Baltimore City Police Officer and Four Others Indicted in Drug Trafficking Conspiracy
Police Officer Allegedly Distributed Heroin to a Co-Conspirator in the Police Station Parking Lot
|U.S. Attorney’s Office July 19, 2011|
BALTIMORE—A federal grand jury has indicted Baltimore City Police Officer Daniel Redd, age 41, of Baltimore, Maryland, and four others on drug and gun charges. The indictment was returned on July 7, 2011 and unsealed today upon the arrest of Redd and the remaining defendants: Abdul Zakaria, aka “Tamim Mamah,” age 34, of Owings Mills; Shanel Stallings, aka “Bit,”age 32, of Baltimore; Dyrell Garrett, aka “D,”age 33, of Randallstown, Maryland; and Malik Jones, age 40, of Owings Mills, Maryland.
Abdul Zakaria and Dyrell Garrett had their initial appearance before U.S. Magistrate Judge Stephanie A. Gallagher and were detained. Their detention hearings are scheduled for Thursday, at 1:00 and 1:30 p.m. Shanel Stallings will have her initial appearance at 3:30 p.m. and Daniel Redd is expected to have his initial appearance shortly after that, both before Magistrate Judge Gallagher.

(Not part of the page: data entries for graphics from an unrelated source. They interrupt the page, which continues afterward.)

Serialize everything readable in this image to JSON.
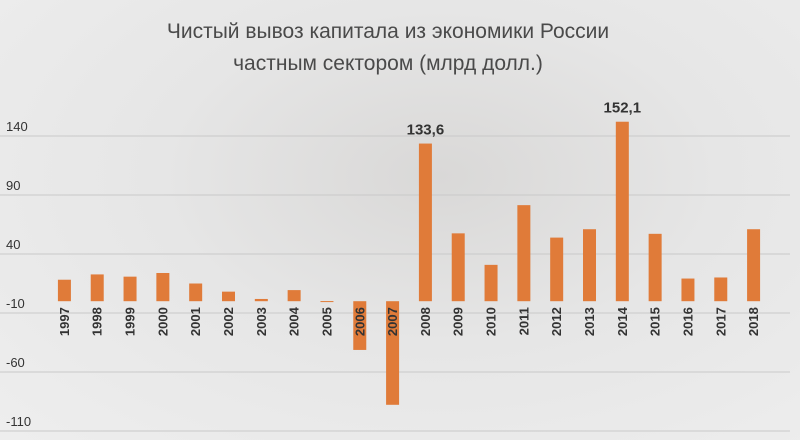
{
  "chart_data": {
    "type": "bar",
    "title_lines": [
      "Чистый вывоз капитала из экономики России",
      "частным сектором (млрд долл.)"
    ],
    "categories": [
      "1997",
      "1998",
      "1999",
      "2000",
      "2001",
      "2002",
      "2003",
      "2004",
      "2005",
      "2006",
      "2007",
      "2008",
      "2009",
      "2010",
      "2011",
      "2012",
      "2013",
      "2014",
      "2015",
      "2016",
      "2017",
      "2018"
    ],
    "values": [
      18.2,
      22.7,
      20.8,
      23.9,
      15.0,
      8.1,
      1.9,
      9.4,
      0.1,
      -41.3,
      -87.8,
      133.6,
      57.5,
      30.8,
      81.4,
      53.9,
      61.0,
      152.1,
      57.1,
      19.2,
      20.1,
      61.0
    ],
    "data_labels": [
      {
        "category": "2008",
        "text": "133,6"
      },
      {
        "category": "2014",
        "text": "152,1"
      }
    ],
    "yticks": [
      "140",
      "90",
      "40",
      "-10",
      "-60",
      "-110"
    ],
    "ytick_values": [
      140,
      90,
      40,
      -10,
      -60,
      -110
    ],
    "ylim": [
      -110,
      165
    ],
    "grid": true,
    "bar_color": "#e07b39"
  }
}
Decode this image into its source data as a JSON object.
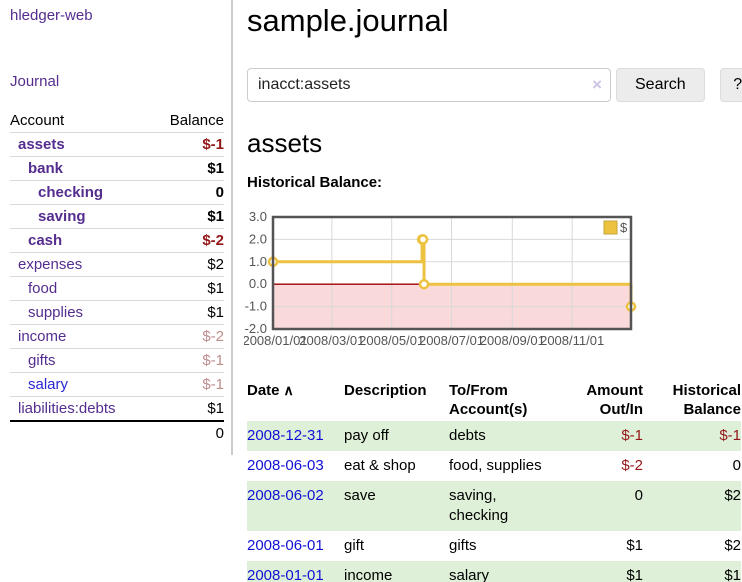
{
  "sidebar": {
    "app_title": "hledger-web",
    "nav": {
      "journal_label": "Journal"
    },
    "accounts_table": {
      "headers": {
        "account": "Account",
        "balance": "Balance"
      },
      "rows": [
        {
          "name": "assets",
          "level": 0,
          "bold": true,
          "name_style": "purple",
          "balance": "$-1",
          "balance_style": "neg-strong"
        },
        {
          "name": "bank",
          "level": 1,
          "bold": true,
          "name_style": "purple",
          "balance": "$1",
          "balance_style": "normal"
        },
        {
          "name": "checking",
          "level": 2,
          "bold": true,
          "name_style": "purple",
          "balance": "0",
          "balance_style": "normal"
        },
        {
          "name": "saving",
          "level": 2,
          "bold": true,
          "name_style": "purple",
          "balance": "$1",
          "balance_style": "normal"
        },
        {
          "name": "cash",
          "level": 1,
          "bold": true,
          "name_style": "purple",
          "balance": "$-2",
          "balance_style": "neg-strong"
        },
        {
          "name": "expenses",
          "level": 0,
          "bold": false,
          "name_style": "purple",
          "balance": "$2",
          "balance_style": "normal"
        },
        {
          "name": "food",
          "level": 1,
          "bold": false,
          "name_style": "purple",
          "balance": "$1",
          "balance_style": "normal"
        },
        {
          "name": "supplies",
          "level": 1,
          "bold": false,
          "name_style": "purple",
          "balance": "$1",
          "balance_style": "normal"
        },
        {
          "name": "income",
          "level": 0,
          "bold": false,
          "name_style": "purple",
          "balance": "$-2",
          "balance_style": "neg-soft"
        },
        {
          "name": "gifts",
          "level": 1,
          "bold": false,
          "name_style": "purple",
          "balance": "$-1",
          "balance_style": "neg-soft"
        },
        {
          "name": "salary",
          "level": 1,
          "bold": false,
          "name_style": "blue",
          "balance": "$-1",
          "balance_style": "neg-soft"
        },
        {
          "name": "liabilities:debts",
          "level": 0,
          "bold": false,
          "name_style": "purple",
          "balance": "$1",
          "balance_style": "normal"
        }
      ],
      "total": "0"
    }
  },
  "main": {
    "title": "sample.journal",
    "search": {
      "value": "inacct:assets",
      "clear_icon": "×",
      "button_label": "Search",
      "help_label": "?"
    },
    "account_heading": "assets",
    "chart_label": "Historical Balance:"
  },
  "chart_data": {
    "type": "line",
    "step": true,
    "title": "Historical Balance:",
    "legend": "$",
    "legend_position": "top-right",
    "grid": true,
    "x_start": "2008-01-01",
    "x_end": "2008-12-31",
    "ylim": [
      -2,
      3
    ],
    "y_ticks": [
      3.0,
      2.0,
      1.0,
      0.0,
      -1.0,
      -2.0
    ],
    "y_tick_labels": [
      "3.0",
      "2.0",
      "1.0",
      "0.0",
      "-1.0",
      "-2.0"
    ],
    "x_tick_labels": [
      "2008/01/01",
      "2008/03/01",
      "2008/05/01",
      "2008/07/01",
      "2008/09/01",
      "2008/11/01"
    ],
    "series": [
      {
        "name": "$",
        "color": "#edc240",
        "points": [
          [
            "2008-01-01",
            1
          ],
          [
            "2008-06-01",
            2
          ],
          [
            "2008-06-02",
            2
          ],
          [
            "2008-06-03",
            0
          ],
          [
            "2008-12-31",
            -1
          ]
        ]
      }
    ],
    "colors": {
      "border": "#545454",
      "gridline": "#d9d9d9",
      "negative_fill": "#f9d9d9",
      "zero_line": "#a00000",
      "tick_text": "#545454"
    }
  },
  "transactions": {
    "headers": {
      "date": "Date",
      "sort_icon": "∧",
      "description": "Description",
      "accounts": "To/From Account(s)",
      "amount": "Amount Out/In",
      "balance": "Historical Balance"
    },
    "rows": [
      {
        "date": "2008-12-31",
        "description": "pay off",
        "accounts": "debts",
        "amount": "$-1",
        "amount_negative": true,
        "balance": "$-1",
        "balance_negative": true
      },
      {
        "date": "2008-06-03",
        "description": "eat & shop",
        "accounts": "food, supplies",
        "amount": "$-2",
        "amount_negative": true,
        "balance": "0",
        "balance_negative": false
      },
      {
        "date": "2008-06-02",
        "description": "save",
        "accounts": "saving, checking",
        "amount": "0",
        "amount_negative": false,
        "balance": "$2",
        "balance_negative": false
      },
      {
        "date": "2008-06-01",
        "description": "gift",
        "accounts": "gifts",
        "amount": "$1",
        "amount_negative": false,
        "balance": "$2",
        "balance_negative": false
      },
      {
        "date": "2008-01-01",
        "description": "income",
        "accounts": "salary",
        "amount": "$1",
        "amount_negative": false,
        "balance": "$1",
        "balance_negative": false
      }
    ]
  },
  "colors": {
    "link_purple": "#542d8f",
    "link_blue": "#2727d4",
    "date_link_blue": "#1111d6",
    "negative_strong": "#941717",
    "negative_soft": "#c08d8d",
    "row_stripe_green": "#dff0d8",
    "series_gold": "#edc240"
  }
}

“The Baltimore Police Department initiated this investigation and has been a full partner in this and other pending federal cases involving allegedly corrupt police officers,” said U.S. Attorney Rod J. Rosenstein.
“As evidenced by this indictment and other recent cases throughout the state, the Department of Justice continues to make rooting out corruption at all levels one of its top criminal priorities,” said FBI Special Agent in Charge Richard McFeely. “Coupled with strong leadership by Commissioner Bealefeld and his department, this joint FBI/DEA/BPD investigation has dismantled a significant drug trafficking investigation that flooded the streets of Baltimore with heroin. It is even more egregious that much of this illegal trafficking was allegedly being conducted by an officer who was sworn to stop the very activity he now has been charged with.”
“The allegations against Daniel Redd are an affront to and undermine the integrity of the hard working men and women of the Baltimore Police Department,” said Police Commissioner Frederick H. Bealefeld, III. “When allegations of potential misconduct surfaced, the Baltimore Police Department immediately launched a comprehensive investigation and partnered with the FBI and United States Attorney’s Office. We will not tolerate corruption among our ranks.”
The indictment was announced by United States Attorney for the District of Maryland Rod J. Rosenstein; Special Agent in Charge Richard A. McFeely of the Federal Bureau of Investigation; Special Agent in Charge Ava Cooper-Davis of the Drug Enforcement Administration - Washington Field Division; Baltimore City State’s Attorney Gregg L. Bernstein; and Baltimore Police Commissioner Frederick H. Bealefeld III.
According to the seven-count indictment, from January to July 2011 the defendants conspired to distribute heroin. According to the affidavit in support of a search and seizure warrant, Redd, a uniformed patrol officer in the Northwest District of Baltimore, and Zakaria headed the drug organization. The affidavit alleges that Zakaria and others obtained heroin from suppliers in Africa and distributed the heroin to customers, including Redd, Garrett, and Jones. Redd allegedly distributed the heroin to others, including Stallings. During a number of the calls cited in the affidavit, police records reveal that Redd was on duty at the time of the calls. The affidavit also alleges that on March 31, 2011, Redd, while in full police uniform, provided heroin to Zakaria in the parking lot of the Northwest District Police Station.
The indictment further alleges that Redd carried a firearm in relation to his drug trafficking activities.
Each defendant faces a maximum sentence of life in prison for conspiring to distribute heroin. Redd, Zakaria, and Garrett face a maximum sentence of 40 years in prison for possession with intent to distribute 100 grams or more of heroin. Redd, Zakaria, and Stallings also face a maximum sentence of 20 years in prison for possession with intent to distribute heroin and Redd faces a maximum sentence of life in prison on each of three counts for carrying a firearm in relation to a drug trafficking crime.
United States Attorney Rod J. Rosenstein commended the FBI, DEA, the Baltimore City Police Department and the Baltimore City State’s Attorney’s Office for their work in the investigation. Mr. Rosenstein thanked Assistant United States Attorneys Peter M. Nothstein, James T. Wallner and James G. Warwick, who are prosecuting this Organized Crime Drug Enforcement Task Force case.